Oemmedi cut a big hole in the back of the donor shell and positioned the engine where it would work with their planned Fiat Coupe suspension. Obviously, the track was always going to be wider than standard and that meant the bodywork needed modifying to curve and cover the new running gear.
Although the Fiat doesn’t appear too extreme at first sight, this is all part of the cunning plan. Look closer and you will see that the whole rear quarter has been pulled out, with the wide arch then mounted to the new profile. The leading edge also makes for a handy air intake.
It must be the Nero Black bodywork but it take a while to absorb all the modifications, and looking at the 500 from this angle you can really see how wide the body is before you get to the arches. And you could easily miss the lower front valance that’s now sculpted to work with the body lines, where as standard it would have been hidden behind a bumper. That low-down air intake almost looks standard!
Inside it’s a similar story. Pretty much everything you can see is new, but it feels like it should be here. There are three main ingredients in this whole car: the original Fiat 500 that Oemmedi know and love so much; the Ferrari heart; and the Fiat Coupe which donated so much of its suspension, brake calipers and dashboard.
The gauges have been calibrated to work with the relevant inputs and although it’s a lot smaller in here than the standard coupe, it doesn’t feel cramped when the soft top roof is peeled back.
That’s the real masterstroke of this creation – the fact that it all feels so right. Considering what’s packed away behind all these panels, just imagine this as a dusty, bare metal interior with hand made modifications everywhere. It’s taken some vision to get to this stage, right?
To make sure you get some leg room, the Sabelt bucket seats have had their frames modified so they sit more upright.

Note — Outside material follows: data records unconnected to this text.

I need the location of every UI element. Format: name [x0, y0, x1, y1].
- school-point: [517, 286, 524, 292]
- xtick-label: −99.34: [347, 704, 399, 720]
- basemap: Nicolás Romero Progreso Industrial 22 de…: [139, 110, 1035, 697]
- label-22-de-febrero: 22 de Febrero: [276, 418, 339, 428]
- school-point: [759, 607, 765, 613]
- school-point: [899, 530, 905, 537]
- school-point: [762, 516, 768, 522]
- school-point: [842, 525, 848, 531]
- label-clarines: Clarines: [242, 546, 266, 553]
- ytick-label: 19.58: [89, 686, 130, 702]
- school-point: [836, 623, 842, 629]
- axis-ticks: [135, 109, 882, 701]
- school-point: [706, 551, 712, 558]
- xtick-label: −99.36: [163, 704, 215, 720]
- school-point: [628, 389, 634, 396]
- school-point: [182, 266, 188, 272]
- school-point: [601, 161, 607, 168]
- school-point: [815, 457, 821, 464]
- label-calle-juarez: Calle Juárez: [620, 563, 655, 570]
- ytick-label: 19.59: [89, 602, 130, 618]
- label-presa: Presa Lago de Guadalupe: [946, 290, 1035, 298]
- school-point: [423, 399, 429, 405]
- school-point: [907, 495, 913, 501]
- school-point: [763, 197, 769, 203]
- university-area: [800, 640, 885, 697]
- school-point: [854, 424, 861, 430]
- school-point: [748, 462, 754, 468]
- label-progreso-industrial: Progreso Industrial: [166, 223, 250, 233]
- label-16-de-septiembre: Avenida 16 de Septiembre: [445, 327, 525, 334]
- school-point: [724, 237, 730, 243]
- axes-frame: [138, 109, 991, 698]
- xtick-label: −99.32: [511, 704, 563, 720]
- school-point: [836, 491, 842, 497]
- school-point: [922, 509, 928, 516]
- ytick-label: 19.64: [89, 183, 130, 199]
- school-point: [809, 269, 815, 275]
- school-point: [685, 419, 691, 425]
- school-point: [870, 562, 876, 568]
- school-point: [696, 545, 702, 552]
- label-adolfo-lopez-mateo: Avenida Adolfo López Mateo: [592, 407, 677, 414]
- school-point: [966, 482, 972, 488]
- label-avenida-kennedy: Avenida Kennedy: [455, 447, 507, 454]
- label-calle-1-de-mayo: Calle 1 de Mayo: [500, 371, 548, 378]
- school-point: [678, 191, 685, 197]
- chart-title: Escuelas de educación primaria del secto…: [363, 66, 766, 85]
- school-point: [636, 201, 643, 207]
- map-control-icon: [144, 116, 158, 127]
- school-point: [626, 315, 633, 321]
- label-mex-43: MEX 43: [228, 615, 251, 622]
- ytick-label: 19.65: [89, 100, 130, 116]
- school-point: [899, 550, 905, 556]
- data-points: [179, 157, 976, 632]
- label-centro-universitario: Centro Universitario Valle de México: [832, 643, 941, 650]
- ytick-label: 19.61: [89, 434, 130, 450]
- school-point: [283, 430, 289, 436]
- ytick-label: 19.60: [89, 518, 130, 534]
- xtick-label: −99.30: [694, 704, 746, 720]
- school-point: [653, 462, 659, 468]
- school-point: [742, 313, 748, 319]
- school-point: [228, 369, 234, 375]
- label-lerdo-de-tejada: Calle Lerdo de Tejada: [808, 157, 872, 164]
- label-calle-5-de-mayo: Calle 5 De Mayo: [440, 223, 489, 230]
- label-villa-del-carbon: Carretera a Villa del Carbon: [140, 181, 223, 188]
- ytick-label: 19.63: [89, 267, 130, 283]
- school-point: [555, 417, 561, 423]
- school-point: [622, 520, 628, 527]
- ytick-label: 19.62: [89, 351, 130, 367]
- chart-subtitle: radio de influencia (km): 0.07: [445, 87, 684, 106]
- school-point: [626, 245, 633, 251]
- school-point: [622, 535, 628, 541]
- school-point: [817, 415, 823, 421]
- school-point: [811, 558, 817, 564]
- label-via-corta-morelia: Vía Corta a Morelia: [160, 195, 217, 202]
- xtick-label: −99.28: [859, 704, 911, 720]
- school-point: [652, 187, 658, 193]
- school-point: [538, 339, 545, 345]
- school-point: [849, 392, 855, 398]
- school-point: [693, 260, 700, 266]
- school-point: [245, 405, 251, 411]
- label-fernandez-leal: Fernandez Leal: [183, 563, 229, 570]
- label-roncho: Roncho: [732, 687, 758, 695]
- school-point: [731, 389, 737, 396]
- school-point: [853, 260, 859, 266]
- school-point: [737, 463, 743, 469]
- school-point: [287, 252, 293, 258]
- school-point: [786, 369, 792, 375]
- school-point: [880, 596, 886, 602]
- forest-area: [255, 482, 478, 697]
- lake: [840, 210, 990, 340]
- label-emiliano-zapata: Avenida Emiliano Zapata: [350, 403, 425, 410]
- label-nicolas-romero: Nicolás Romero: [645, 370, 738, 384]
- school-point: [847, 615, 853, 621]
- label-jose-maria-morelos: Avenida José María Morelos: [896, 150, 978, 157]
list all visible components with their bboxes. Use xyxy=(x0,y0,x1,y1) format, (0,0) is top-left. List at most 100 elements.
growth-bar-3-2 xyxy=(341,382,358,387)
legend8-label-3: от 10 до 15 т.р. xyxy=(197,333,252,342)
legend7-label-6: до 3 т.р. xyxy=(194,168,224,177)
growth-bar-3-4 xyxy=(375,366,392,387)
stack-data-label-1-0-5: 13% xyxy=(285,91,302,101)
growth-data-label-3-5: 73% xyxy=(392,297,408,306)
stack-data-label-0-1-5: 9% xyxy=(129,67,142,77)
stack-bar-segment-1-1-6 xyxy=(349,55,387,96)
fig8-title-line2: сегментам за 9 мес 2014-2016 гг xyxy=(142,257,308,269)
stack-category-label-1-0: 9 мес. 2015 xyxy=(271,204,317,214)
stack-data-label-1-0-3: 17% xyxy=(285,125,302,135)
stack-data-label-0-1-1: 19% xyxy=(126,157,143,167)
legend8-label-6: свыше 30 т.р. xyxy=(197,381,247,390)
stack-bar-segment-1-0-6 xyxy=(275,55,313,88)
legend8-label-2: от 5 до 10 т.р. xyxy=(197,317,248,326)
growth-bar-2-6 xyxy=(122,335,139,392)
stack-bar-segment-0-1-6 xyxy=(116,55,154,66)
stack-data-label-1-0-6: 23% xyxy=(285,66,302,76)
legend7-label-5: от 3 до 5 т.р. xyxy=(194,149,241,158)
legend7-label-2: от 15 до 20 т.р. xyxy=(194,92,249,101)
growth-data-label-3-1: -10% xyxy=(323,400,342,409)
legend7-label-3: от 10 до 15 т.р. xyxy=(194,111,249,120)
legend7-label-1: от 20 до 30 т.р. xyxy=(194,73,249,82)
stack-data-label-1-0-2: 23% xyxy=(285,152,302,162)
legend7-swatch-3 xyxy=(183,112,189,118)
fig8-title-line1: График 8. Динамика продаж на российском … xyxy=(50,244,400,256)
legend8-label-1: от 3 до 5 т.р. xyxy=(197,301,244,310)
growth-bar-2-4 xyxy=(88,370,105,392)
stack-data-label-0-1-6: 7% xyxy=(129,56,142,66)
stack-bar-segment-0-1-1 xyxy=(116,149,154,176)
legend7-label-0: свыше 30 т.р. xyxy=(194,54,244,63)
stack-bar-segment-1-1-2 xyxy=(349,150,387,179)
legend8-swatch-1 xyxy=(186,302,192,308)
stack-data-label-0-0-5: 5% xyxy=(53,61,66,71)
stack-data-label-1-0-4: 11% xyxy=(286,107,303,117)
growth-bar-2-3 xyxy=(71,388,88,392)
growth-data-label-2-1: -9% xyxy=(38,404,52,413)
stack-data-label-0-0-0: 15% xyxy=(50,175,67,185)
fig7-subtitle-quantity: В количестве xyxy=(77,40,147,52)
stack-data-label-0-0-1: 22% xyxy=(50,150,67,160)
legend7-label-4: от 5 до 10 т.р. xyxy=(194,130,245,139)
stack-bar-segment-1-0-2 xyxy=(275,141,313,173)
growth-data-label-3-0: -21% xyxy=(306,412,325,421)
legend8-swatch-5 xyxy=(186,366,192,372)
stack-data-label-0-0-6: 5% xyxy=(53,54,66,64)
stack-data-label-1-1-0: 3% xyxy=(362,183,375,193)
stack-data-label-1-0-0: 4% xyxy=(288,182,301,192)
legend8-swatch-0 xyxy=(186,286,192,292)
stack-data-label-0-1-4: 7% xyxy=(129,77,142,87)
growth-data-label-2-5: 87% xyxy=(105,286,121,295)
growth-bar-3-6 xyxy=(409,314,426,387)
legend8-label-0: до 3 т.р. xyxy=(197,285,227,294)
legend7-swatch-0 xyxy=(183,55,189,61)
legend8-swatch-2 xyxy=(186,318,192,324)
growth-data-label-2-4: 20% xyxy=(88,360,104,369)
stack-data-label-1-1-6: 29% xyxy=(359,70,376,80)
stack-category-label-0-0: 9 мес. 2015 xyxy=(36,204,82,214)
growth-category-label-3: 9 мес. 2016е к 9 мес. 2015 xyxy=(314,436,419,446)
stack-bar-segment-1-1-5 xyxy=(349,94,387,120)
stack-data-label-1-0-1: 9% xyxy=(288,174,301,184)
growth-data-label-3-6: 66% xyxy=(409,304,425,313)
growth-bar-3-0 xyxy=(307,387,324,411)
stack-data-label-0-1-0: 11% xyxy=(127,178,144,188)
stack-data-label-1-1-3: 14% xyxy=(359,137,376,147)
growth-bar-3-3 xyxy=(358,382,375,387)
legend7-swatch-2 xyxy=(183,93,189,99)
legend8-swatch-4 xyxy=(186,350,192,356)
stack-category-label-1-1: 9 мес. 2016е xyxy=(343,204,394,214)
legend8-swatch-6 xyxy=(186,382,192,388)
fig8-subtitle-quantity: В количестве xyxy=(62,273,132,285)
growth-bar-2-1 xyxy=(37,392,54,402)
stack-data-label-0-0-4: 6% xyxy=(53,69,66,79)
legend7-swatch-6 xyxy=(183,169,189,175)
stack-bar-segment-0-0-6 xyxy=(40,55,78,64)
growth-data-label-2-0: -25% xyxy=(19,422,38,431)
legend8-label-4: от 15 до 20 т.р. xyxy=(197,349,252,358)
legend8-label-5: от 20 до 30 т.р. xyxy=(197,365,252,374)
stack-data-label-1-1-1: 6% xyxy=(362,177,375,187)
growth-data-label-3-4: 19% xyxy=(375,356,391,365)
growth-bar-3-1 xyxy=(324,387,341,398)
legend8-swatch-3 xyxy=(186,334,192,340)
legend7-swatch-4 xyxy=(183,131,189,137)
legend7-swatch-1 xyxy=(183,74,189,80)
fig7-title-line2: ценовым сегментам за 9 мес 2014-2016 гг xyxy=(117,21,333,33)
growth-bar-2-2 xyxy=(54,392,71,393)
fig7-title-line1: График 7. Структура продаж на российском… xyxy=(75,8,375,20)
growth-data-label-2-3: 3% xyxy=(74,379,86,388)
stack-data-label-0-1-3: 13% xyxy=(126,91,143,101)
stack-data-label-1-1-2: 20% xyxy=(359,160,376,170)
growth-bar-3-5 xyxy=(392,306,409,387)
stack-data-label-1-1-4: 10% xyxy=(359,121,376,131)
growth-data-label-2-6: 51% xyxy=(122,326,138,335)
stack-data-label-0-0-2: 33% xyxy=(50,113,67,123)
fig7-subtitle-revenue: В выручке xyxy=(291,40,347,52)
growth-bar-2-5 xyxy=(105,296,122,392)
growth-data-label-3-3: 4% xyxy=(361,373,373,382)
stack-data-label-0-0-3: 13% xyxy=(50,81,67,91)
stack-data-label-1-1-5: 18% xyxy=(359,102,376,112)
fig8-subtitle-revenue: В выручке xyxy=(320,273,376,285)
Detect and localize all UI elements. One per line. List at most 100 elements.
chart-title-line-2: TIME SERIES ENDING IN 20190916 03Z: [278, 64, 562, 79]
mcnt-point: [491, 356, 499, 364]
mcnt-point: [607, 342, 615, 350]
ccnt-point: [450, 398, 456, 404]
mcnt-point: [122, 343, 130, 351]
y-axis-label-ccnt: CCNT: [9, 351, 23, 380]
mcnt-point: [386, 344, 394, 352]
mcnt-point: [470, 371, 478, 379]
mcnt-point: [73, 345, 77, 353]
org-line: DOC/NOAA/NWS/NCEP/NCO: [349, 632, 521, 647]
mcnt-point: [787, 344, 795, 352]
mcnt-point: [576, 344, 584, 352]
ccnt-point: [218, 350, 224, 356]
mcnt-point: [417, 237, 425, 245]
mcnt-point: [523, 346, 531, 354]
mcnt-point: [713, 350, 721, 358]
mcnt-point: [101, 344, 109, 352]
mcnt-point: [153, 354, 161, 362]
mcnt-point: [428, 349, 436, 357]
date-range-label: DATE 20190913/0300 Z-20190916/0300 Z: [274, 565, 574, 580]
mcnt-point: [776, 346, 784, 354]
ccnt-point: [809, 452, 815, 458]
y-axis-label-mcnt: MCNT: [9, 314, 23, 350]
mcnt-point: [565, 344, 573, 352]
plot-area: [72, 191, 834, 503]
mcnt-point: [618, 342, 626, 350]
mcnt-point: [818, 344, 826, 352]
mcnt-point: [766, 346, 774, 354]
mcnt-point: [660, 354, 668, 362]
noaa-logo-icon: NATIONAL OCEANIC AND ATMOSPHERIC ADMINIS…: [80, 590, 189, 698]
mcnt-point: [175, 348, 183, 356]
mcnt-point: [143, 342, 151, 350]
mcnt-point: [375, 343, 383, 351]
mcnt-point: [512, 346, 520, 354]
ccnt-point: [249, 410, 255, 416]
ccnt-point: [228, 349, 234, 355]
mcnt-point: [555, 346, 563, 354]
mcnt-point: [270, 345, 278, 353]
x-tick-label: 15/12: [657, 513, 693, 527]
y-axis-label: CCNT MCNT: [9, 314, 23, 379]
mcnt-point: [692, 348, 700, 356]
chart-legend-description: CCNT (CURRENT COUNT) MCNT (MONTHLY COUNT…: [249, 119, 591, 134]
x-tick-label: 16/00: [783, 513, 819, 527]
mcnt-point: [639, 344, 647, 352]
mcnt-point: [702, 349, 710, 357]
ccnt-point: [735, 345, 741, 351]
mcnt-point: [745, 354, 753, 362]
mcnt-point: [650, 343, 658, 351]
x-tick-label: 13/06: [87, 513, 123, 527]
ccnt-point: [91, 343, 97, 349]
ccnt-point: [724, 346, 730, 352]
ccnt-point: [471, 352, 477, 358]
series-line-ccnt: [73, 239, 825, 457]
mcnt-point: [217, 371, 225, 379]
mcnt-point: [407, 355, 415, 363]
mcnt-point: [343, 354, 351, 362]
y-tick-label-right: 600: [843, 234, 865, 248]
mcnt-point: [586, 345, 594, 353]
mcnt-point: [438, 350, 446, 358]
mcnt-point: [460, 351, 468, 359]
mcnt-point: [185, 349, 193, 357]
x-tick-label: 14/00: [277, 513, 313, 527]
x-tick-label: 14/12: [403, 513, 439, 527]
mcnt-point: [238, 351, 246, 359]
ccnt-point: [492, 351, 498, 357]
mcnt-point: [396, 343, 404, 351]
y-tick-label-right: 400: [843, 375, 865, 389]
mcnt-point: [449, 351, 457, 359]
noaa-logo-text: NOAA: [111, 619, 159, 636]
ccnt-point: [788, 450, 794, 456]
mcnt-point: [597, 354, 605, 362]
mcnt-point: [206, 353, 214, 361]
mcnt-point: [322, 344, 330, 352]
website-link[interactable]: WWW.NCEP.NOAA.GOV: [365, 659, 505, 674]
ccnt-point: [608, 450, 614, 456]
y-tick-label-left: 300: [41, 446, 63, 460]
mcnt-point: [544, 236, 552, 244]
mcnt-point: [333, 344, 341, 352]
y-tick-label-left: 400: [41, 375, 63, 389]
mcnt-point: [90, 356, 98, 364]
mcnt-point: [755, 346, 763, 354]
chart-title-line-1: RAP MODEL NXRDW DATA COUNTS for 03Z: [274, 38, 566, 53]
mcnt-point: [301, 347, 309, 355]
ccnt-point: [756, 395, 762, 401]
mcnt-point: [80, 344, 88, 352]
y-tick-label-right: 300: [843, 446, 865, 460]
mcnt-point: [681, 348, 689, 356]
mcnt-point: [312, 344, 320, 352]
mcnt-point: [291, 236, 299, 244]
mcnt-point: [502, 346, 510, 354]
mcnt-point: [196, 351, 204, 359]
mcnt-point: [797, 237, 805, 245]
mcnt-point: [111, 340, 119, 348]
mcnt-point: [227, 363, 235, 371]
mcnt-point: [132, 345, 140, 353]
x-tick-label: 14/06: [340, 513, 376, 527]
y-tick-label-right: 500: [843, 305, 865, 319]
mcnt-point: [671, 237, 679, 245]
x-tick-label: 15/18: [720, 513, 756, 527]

Although when you’re sat in one, you’d never know that.
Maybe it’s because the Fiat makes you feel part of it, what hat I mean is, that unlike some very personal projects you can feel alienated a little when you experience them. As though you’re just along for the ride without really understanding what’s going on. Here it feels like you just walked in to a cool house party and a complete stranger smiled and passed you a drink. There are a lot of parts that on paper shouldn’t work together, but who would have thought? They really do!What They Did Next
The truth is, I never went to Oemmedi to feature this 500 – I was aiming for it’s younger, Lamborghini-engined brother. But having stolen a few moments as the sun went down with it, I’m glad we found the time.
Because if truth be known, this is the one I’d like to take home. You could use this without drawing too much attention, then blow somebody’s doors off and disappear in to the distance.
In the metal it looks gorgeous and welcoming. The guys have done a delicious job of putting it together; combining all those Fiat and Ferrari components with one more thing – skill and craftsmanship.
So what comes next? I’m sure you’re probably wondering that, like I was by the end of the day.
When I posed the question, I really didn’t expect this as the answer! Naturally, with four amazing Fiat 500 projects all completed, it will be another one that joining the line up. This time it’s going to be a full convertible, and again with a mid-mounted engine.
Because, of course, that’s the only place in a Fiat 500 you can squeeze a Chrysler V6! Coupled to an auto box, the guys tell me this will be the summer cruiser, built for when they want to relax. I shake my head and smile. I guess when you’re so far out there in terms of what is normal then this might seem like a sensible solution.
Sensible, there’s a word I didn’t hear that day. I like Italy.